Giftschlangen-Alarm: Gegengift geht aus
GENF. Giftige Schlangen töten pro Jahr Tausende Menschen. Das Fatale: Es gibt weltweit kaum noch wirksames Gegengift.
Ein Schrei, ein giftiger Taipan und David Williams ringt um Atem. Das Tier hat zugebissen, der Schlangenexperte fällt ins Koma. Eine etwa 1600 Franken teure Spritze mit Gegengift rettet ihm das Leben. Für mehr als 100 000 Menschen im Jahr hingegen endet ein Schlangenbiss tödlich. Weltweit fehlt Antiserum. Die Weltgesundheitsorganisation (WHO) hat Alarm geschlagen, und Williams hilft ihr mit seiner Expertise, die Produktion von sicheren Gegengiften anzukurbeln.
Das ist dringend nötig: In Afrika wurden manche Märkte über Jahre mit kaum wirksa- men Gegengiftmedikamenten aus Asien überschwemmt. So ging der Markt kaputt.
Dabei ist Gegengift nicht gleich Gegengift. Wenn ein asiatischer Taipan zubeisst, hilft nur ein Mittel, das aus den Giftkomponenten derselben Tierart hergestellt wurde.
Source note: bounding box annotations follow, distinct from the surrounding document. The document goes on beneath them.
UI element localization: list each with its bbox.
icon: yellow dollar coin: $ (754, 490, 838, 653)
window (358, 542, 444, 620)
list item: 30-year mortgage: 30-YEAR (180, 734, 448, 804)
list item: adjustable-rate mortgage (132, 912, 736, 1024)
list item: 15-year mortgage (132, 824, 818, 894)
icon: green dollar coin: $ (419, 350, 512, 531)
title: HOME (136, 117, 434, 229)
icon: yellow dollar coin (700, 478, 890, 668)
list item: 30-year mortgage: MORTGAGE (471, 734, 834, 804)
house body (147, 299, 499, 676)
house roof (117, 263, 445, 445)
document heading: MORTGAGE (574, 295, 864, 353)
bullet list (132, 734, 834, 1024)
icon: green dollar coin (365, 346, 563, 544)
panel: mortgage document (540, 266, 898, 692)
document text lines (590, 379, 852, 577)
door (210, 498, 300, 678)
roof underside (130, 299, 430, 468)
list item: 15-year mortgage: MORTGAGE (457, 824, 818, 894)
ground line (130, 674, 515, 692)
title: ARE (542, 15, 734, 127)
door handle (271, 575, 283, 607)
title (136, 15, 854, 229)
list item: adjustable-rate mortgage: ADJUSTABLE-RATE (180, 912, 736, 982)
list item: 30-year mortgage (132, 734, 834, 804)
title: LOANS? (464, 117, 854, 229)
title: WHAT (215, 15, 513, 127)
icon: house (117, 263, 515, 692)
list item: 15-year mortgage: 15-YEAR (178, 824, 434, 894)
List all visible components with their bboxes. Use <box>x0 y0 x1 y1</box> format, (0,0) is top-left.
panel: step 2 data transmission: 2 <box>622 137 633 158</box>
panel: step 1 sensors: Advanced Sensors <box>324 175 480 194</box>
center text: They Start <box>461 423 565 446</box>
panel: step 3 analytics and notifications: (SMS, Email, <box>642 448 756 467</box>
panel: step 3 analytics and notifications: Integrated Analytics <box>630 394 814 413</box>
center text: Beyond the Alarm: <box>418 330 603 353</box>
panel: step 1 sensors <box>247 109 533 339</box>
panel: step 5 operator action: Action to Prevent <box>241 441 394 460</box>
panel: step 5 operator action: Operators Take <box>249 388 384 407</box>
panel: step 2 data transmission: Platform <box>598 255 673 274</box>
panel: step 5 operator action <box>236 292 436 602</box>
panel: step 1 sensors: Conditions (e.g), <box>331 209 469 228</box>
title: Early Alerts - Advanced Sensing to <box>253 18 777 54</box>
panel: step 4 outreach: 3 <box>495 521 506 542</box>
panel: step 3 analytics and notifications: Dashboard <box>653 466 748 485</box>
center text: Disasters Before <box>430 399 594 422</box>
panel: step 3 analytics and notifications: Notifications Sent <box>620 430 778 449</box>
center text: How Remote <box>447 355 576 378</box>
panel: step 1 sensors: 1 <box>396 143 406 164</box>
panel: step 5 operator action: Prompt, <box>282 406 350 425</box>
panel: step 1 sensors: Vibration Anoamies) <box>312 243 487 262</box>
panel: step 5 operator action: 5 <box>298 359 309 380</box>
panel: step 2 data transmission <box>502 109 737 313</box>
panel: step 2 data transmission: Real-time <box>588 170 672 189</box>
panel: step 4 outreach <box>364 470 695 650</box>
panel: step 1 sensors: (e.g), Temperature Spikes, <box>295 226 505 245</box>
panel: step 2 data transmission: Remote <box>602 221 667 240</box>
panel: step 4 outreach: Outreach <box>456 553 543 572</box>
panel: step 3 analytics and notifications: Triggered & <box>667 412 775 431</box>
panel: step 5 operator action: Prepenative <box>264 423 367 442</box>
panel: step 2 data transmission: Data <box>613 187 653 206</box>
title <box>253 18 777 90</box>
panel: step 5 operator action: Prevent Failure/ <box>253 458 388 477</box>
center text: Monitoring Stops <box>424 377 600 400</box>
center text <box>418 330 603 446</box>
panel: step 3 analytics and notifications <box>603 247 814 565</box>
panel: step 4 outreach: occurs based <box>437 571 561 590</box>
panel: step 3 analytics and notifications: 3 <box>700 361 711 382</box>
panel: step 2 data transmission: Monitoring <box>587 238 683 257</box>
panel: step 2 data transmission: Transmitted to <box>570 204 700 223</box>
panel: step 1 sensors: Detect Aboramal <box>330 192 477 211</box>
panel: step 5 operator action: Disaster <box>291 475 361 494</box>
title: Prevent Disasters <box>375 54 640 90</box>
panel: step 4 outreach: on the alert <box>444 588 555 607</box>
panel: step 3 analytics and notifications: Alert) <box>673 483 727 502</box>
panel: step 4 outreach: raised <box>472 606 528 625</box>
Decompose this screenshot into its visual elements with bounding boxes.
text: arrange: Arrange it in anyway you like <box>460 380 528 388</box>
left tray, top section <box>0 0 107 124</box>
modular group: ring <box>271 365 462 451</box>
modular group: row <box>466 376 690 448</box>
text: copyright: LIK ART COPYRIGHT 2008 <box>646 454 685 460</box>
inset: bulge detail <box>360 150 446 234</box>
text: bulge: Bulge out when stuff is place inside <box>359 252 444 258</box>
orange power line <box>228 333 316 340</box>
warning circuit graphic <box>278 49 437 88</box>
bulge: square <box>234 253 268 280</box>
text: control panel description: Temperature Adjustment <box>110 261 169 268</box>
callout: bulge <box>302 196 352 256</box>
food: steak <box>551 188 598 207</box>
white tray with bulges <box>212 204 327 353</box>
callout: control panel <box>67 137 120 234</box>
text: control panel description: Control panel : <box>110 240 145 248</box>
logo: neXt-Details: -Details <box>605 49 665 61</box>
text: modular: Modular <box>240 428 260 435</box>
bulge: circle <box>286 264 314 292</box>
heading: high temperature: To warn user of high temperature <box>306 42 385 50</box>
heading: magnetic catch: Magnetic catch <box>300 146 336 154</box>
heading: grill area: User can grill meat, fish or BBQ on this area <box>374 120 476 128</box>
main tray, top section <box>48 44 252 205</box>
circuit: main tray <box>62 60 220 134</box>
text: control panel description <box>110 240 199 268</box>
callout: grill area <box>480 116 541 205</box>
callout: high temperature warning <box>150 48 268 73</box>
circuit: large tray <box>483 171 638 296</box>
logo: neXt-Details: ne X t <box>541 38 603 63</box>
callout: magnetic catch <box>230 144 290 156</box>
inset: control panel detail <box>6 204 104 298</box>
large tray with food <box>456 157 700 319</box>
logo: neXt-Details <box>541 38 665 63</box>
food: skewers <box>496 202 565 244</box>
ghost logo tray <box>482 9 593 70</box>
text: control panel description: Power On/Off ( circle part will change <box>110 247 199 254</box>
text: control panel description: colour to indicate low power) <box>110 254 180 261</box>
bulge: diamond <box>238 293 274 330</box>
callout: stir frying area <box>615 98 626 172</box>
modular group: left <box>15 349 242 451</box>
Serum aus dem Gift indischer Nattern bewirkt in Afrika hingegen wenig. Dort ist das Problem besonders gross, weil es kein einziges adäquates Mittel gibt. Bis zu 30 000 Menschen sterben jedes Jahr an Schlangenbissen.
Auch Indien ist in Nöten. Da wird zwar Gegengift hergestellt, aber: «Viele Produkte sind von zweifelhafter Qualität», sagt Williams. Mindestens 50 000 Menschen sterben dort im Jahr nach Schätzungen. Die WHO arbeitet derzeit an Richtlinien für die sichere Produktion wirksamer Mittel und lässt nun auch selbst Mittel testen. Zudem hat sie
Schlangenbisse auf die Liste der vergessenen tropischen Krankheiten gesetzt, was die Aufmerksamkeit für die Misere erhöht.